!pr2
Fast Text Windows for Applesoft..................Michael Ching
                          2118 Kula Street, Honolulu, HI 96817

The program WINDER by Mike Seeds in the January 1985 NIBBLE was found to be very interesting.  This was especially so because we, coincidentally, had been working on a similar routine for use in an upcoming strategy sports game.

The main difference between our programs was that the routines used in WINDER are written completely in Applesoft, and thus suffer from the relatively slow speed of the Applesoft interpreter.  This is especially evident in the opening of the windows.  Our routine, on the other hand, is written in assembly language and executes more quickly.

There are a couple of other major differences.  Seeds' routine saves the text, to be overwritten by the window, in a string array WS$.  Our routine saves the text in the secondary text page (memory locations $800 through $BFF).  One advantage of doing this is that more than one window can be opened at the same time, (although the windows may not overlap).  A disadvantage is that the secondary text page occupies the same space that an Applesoft program normally would start at.  This makes it necessary to relocate the Applesoft program above the secondary text page.

Another difference is that WINDER specifies the window dimensions with the width and height of the window, along with the top and left coordinates.  We chose to specify directly the top, bottom, left, and right boundaries.

The assembly language routine is called by the familiar & followed by the appropriate parameters.  The format is & WT,WB,WL,WR,TP where WT is the top coordinate of the window, WB is the bottom coordinate, WL is the left coordinate, WR is the right coordinate, and TP is the text page number.  If TP is set to 1, the text to be replaced by the window is saved to the secondary text page and the window is formed.  If TP is set to 2, the text is restored to the primary text page from the secondary text page.  At present, there is no error checking of the parameter values, and care must be taken to ensure that WB is set greater than WT, and WR greater than WL.

The program is assembled to load into the tail end of the input buffer and the free space in page 3 ($2F5-3C9).  The portion inside page 2 is only used to set up the ampersand hook, so it is not a problem if this code gets wiped out by long input lines after loading.  This setup is done in lines 1250-1290.

Lines 1320-1470 perform the task of getting the parameter values from Applesoft and placing them into temporary storage.  The routines GETBYT and COMBYTE are used, and will evaluate expressions used in the calling Applesoft program.  The width of the window is also calculated here.  The text page value is decremented by one for ease of future manipulation.  Line 1340 initializes the beginning of a loop which will copy the characters in the designated text page to the opposite text page.
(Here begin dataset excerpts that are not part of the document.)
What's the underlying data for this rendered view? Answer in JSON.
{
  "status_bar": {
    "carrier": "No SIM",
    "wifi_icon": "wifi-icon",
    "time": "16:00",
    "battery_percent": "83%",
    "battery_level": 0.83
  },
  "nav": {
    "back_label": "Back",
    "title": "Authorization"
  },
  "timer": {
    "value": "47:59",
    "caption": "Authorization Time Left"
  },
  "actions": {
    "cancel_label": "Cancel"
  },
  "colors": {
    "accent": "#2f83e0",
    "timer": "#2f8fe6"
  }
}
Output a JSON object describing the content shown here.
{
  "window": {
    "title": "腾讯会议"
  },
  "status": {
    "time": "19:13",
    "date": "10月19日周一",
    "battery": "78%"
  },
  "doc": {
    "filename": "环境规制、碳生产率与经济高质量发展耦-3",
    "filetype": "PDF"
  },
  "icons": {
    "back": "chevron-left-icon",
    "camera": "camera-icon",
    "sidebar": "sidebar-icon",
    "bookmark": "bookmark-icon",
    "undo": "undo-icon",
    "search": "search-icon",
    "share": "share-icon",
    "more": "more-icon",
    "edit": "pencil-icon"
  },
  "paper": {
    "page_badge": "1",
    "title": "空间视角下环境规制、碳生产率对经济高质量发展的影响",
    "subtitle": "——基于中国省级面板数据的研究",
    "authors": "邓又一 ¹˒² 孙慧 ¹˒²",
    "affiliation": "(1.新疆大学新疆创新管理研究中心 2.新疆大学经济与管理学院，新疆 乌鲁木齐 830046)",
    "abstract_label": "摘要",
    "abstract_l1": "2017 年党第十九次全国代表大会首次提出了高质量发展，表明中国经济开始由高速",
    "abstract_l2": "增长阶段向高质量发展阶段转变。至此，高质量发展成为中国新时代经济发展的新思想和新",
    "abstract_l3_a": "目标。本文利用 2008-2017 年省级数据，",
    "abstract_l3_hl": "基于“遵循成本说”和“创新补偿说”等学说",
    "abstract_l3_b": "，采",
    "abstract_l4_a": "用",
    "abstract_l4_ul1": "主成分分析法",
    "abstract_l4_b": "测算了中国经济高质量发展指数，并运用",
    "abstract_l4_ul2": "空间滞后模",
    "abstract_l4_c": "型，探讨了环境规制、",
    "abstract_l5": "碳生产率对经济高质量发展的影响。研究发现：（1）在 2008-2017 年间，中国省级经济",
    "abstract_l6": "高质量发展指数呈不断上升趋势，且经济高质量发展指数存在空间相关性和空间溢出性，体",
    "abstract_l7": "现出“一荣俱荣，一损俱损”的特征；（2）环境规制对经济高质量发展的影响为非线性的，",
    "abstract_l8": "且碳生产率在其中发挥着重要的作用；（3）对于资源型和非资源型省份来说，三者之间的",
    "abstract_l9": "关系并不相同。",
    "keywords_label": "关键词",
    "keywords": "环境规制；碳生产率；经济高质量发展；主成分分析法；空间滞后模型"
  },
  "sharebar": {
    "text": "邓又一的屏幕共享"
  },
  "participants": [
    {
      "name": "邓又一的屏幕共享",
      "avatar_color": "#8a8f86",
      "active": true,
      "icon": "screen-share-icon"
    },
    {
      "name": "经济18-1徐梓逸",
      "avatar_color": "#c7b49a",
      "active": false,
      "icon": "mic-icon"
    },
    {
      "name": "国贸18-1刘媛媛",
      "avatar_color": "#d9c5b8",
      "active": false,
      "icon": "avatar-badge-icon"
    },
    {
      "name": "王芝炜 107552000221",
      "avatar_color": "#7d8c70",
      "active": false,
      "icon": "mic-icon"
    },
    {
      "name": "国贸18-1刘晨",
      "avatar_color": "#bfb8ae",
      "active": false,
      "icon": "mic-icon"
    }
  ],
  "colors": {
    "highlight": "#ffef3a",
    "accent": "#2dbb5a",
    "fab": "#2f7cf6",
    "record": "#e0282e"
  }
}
Lines 1500-1510 call the monitor routine BASCALC.  BASCALC calculates the starting (leftmost) memory address of the screenline, and stores it in the pointers BASL and BASH.

Lines 1520-1640 set up two pointers, one in the real screen and one in the alternate screen area.  The pointers point to the beginning of the current line starting at the left edge of the caller's window.  A1 points at the source, and A2 at the destination, for a move loop which will copy the characters within the window on the current line.

The destination address is the source address offset by $400 (up or down depending on the source text page).  The calculation is done by exclusive ORing the source address with #$0C (or 00001100 in binary).  For example, if BASH was $07, exclusive ORing will yield $0B.  If it was $0B, exclusive ORing will yield $07.

Lines 1660-1700 comprise the move loop.

Lines 1720-1850 check to see if the frame of the window needs to be drawn.  If the text page is being restored (window being closed), then the frame routine is skipped.  If the window is being cleared, the frame is drawn.

First I store an inverse blank at each end of the line, which is sufficient for all except the top and bottom lines.  Then I check:  if it is the top or bottom line, I fill in the rest of the line with inverse blanks.

Lines 1870-1900 check whether the entire window has been processed.  If not, the program loops back to process the next line.

Lines 1920-2050 check to see whether the window boundaries need to be set.  If the window is being opened (TPAGE = 0), then they are set, and HOME clears out the window.  Note that the window parameters are set so that the frame is outside it.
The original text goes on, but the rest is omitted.